I don’t know when, but at some point childhood memory creating ended and adult memory cherishing began.
And, at some point, finding that magical, butterfly-tummy feeling became a quest instead of something that effortlessly happened.
Every year I try to fabricate it: I’ll lie under the Christmas tree with the lights on and squint. It’s beautiful, but the enchanted, childhood butterfly-tummy feeling has faded a bit more each year. As an adult I’ve learned that I can usually find a close enough version of the feeling where a self-centered child would never think to look: by giving.
But, I can’t lie, every year there is a little selfish part of me that still hopes I’ll be caught unaware by a surprise, magical, giddy rush.

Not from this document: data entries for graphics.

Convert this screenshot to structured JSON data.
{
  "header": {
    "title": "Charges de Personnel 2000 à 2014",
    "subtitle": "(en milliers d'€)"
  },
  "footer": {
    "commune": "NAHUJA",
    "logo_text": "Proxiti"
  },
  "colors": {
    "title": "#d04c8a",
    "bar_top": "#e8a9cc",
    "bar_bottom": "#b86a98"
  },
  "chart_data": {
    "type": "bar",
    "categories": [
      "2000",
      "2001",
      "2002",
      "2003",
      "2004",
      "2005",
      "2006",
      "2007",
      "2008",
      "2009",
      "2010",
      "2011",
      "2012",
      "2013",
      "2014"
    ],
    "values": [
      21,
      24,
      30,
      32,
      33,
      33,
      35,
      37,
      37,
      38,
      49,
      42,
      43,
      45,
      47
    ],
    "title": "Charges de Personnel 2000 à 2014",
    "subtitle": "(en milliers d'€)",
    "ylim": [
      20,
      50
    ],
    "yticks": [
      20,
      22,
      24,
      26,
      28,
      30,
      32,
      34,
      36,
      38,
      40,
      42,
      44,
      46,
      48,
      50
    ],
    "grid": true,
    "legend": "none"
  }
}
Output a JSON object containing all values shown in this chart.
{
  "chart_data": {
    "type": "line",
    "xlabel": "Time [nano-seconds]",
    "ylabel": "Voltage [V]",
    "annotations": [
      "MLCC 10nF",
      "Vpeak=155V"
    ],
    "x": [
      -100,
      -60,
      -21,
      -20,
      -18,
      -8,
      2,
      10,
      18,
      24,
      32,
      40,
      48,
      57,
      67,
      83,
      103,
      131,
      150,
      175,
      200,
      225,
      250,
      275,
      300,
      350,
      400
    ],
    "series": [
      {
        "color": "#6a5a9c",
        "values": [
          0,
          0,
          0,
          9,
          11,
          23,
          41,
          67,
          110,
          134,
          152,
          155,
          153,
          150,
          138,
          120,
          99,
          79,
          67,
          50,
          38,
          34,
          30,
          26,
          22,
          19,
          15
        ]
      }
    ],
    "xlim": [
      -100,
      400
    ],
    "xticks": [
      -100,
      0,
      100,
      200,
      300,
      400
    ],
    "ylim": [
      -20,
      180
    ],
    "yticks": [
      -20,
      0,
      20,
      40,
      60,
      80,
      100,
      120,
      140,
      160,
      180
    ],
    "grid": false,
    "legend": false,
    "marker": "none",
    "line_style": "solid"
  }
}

Twenty Christmases ago, no amount of light squinting, pine sniffing or gift giving gave me anything that I hoped for from the holiday. Following a new job opportunity, my husband, newborn daughter and I had moved from the bright lights and busy life of the Chicago area to a tiny town in northern Iowa. Holiday joy was around, but it felt outside of our house, outside of my heart.
It was a huge family change: he had a new job, I had left mine to become a stay-at-home mom, and we knew nobody in the area. I tried to be happy for the adventure, but really? I was fooling myself.
One day after Thanksgiving a package arrived in the mail from my brother and sister-in-law.
We thought you might need a little Christmas the card said.
It wasn’t for the baby.
It wasn’t for the house.
It was for me.
Holding the thin, slim box in my hand…I smelled it.
No musty dusty cardboard; no pinecones or sap…just wrapping paper.
Part of me wanted to savor the feeling, but that part got silenced as I ripped into it: They were right, I needed a little Christmas, right that very minute.
Knowing that I was thought of was all that I needed, it was the perfect gift.
Now, 20 years later, when I put on the souvenir of that moment, the silver bracelet re-gifts me with a wave of giddy, excited, magical feelings that, if I were to label them would be called, Adult at Christmas.